Three-Way Split

Charge of the lightweight brigade in District 8

Democrats who challenge Republican Congressman Jim Kolbe regularly develop campaign strategies that would make Rube Goldberg envious.

If all the cultural conservative Republicans in Cochise County abandon Kolbe, and we can get 90 percent Democratic turnout on Election Day, and all of Kolbe's absentee ballots get lost in the mail, and 72 percent of GOP seniors get lost on their way to the polling place, and the Moon is the Seventh House, and Jupiter aligns with Mars ... then I can win this thing!

With Kolbe pursuing his 11th term in Congressional District 8, it's clear that Democrats have essentially been playing Mousetrap without all the pieces. Nonetheless, the sacrificial lambs continue to scamper to the altar; this year, three candidates are fighting for the party's nomination.

Unlike the previous three years--during which the Democratic candidates had active machines, reasonable war chests and some level of name recognition--this year's ballot features a third-string cast that predicates their hopes on the unlikely scenario that state Rep. Randy Graf defeats Kolbe in the GOP primary--or "weakens" him so much that he's vulnerable to a sly Democratic candidate.

There's Eva Bacal, an old-school pol playing the unlikely odds of a comeback; Jeff Chimene, a computer programmer carrying the leftist progressive banner; and Tim Sultan, the slick newcomer trying to make a splash in the local political pool.

Of the three, Bacal has the most political experience. A three-term member of the TUSD school board, Bacal is the wife of Martin Bacal, the Democratic activist who was recently unseated from his post as national committeeman.

After wrapping her TUSD stint, Bacal pursued a law degree and went to work for the attorney general's office, where she worked until earlier this summer, when she gave up the job to campaign full-time. Bacal's emphasis: "Common Sense for a Change." She says she supports families, affordable health care, better education, a healthy environment, decent jobs and wages, troops and a "sensible border policy."

Jeff Chimene is the radical Democrat in the race.

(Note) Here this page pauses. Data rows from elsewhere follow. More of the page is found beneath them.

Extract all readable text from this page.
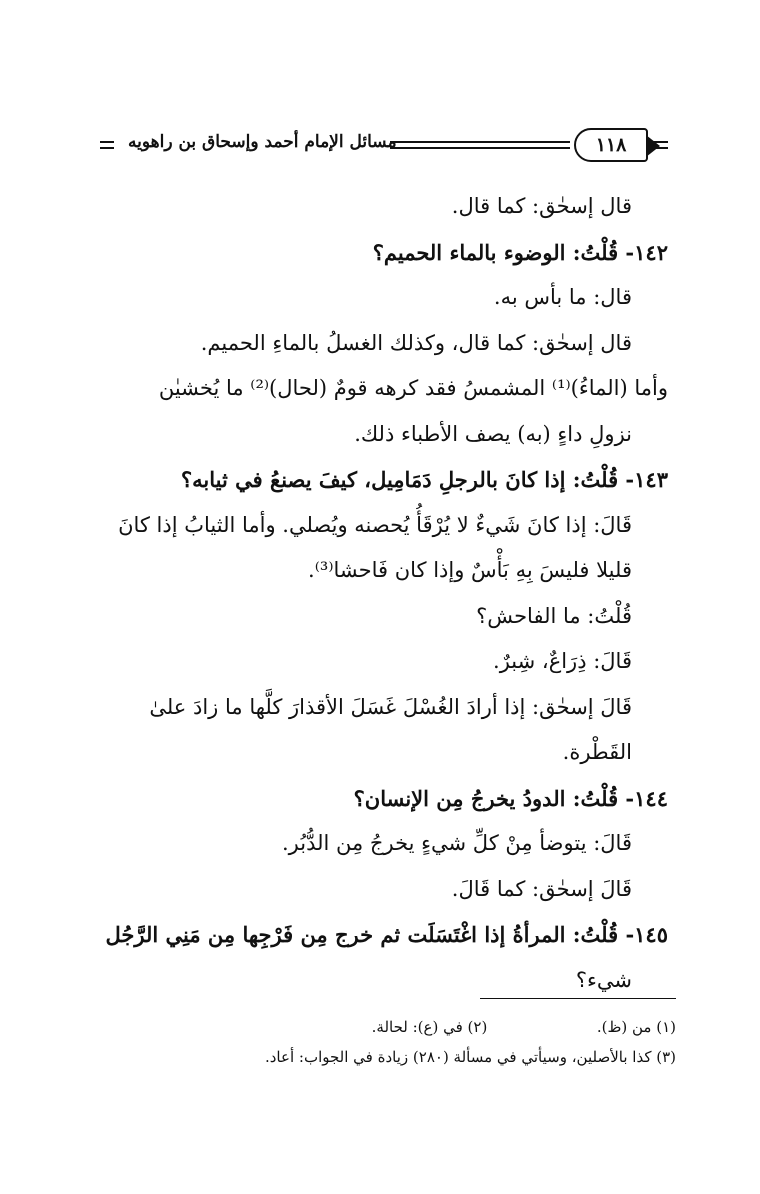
مسائل الإمام أحمد وإسحاق بن راهويه	١١٨
قال إسحٰق: كما قال.
١٤٢- قُلْتُ: الوضوء بالماء الحميم؟
قال: ما بأس به.
قال إسحٰق: كما قال، وكذلك الغسلُ بالماءِ الحميم.
وأما (الماءُ)⁽¹⁾ المشمسُ فقد كرهه قومٌ (لحال)⁽²⁾ ما يُخشيٰن
نزولِ داءٍ (به) يصف الأطباء ذلك.
١٤٣- قُلْتُ: إذا كانَ بالرجلِ دَمَامِيل، كيفَ يصنعُ في ثيابه؟
قَالَ: إذا كانَ شَيءٌ لا يُرْقَأُ يُحصنه ويُصلي. وأما الثيابُ إذا كانَ
قليلا فليسَ بِهِ بَأْسٌ وإذا كان فَاحشا⁽³⁾.
قُلْتُ: ما الفاحش؟
قَالَ: ذِرَاعٌ، شِبرٌ.
قَالَ إسحٰق: إذا أرادَ الغُسْلَ غَسَلَ الأقذارَ كلَّها ما زادَ علىٰ
القَطْرة.
١٤٤- قُلْتُ: الدودُ يخرجُ مِن الإنسان؟
قَالَ: يتوضأ مِنْ كلِّ شيءٍ يخرجُ مِن الدُّبُر.
قَالَ إسحٰق: كما قَالَ.
١٤٥- قُلْتُ: المرأةُ إذا اغْتَسَلَت ثم خرج مِن فَرْجِها مِن مَنِي الرَّجُل
شيء؟
(١) من (ظ).  (٢) في (ع): لحالة.
(٣) كذا بالأصلين، وسيأتي في مسألة (٢٨٠) زيادة في الجواب: أعاد.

A supporter of Ohio Congressman Dennis Kucinich in the Democratic presidential primaries, the computer programmer says he got into the race because it appeared to him that nobody else was running.

"This is the moment," Chimene says. "I'm the candidate to vote for."

Chimene lists his priorities as better rights for workers; single-payer universal health care; turning Iraq over to the United Nations and bringing U.S. troops home; more funding for education from kindergarten through college; more environmental protection; protecting abortion rights; repealing the Patriot Act; and "a sane border policy."

A Tucson native, Sultan has returned to his hometown to campaign for the congressional seat. Sultan, who is undeniably the best-dressed of the candidates, surfed the dot-com wave in the Bay Area in the late '90s, but was wiped out when the wave crashed. He took a job doing constituent service for U.S. Rep. Nancy Pelosi and used that to springboard himself into Harvard's John F. Kennedy School of Government. Following his graduation from the program in June, Sultan set about putting his new skills to work in his campaign against Kolbe.

Sultan says he supports more funding for education, protecting the environment, providing more subsidies for health care, creating more jobs and "comprehensive immigration reform that protects the U.S. economy while providing a needed labor force, reducing unacceptable backlogs in legal immigrant visas and securing our borders with new technology to detect terrorist crossings."

Sultan has proved adept at raising enough money to fund a slick campaign. At the end of the June, he reported raising more than $50,000, while his opponents had each raised about a grand. He's been able to drop professional mailers and develop the most sophisticated Web site, including short campaign commercials available for downloading.

"The difference is distinct," Sultan says. "People want to see new ideas, new directions."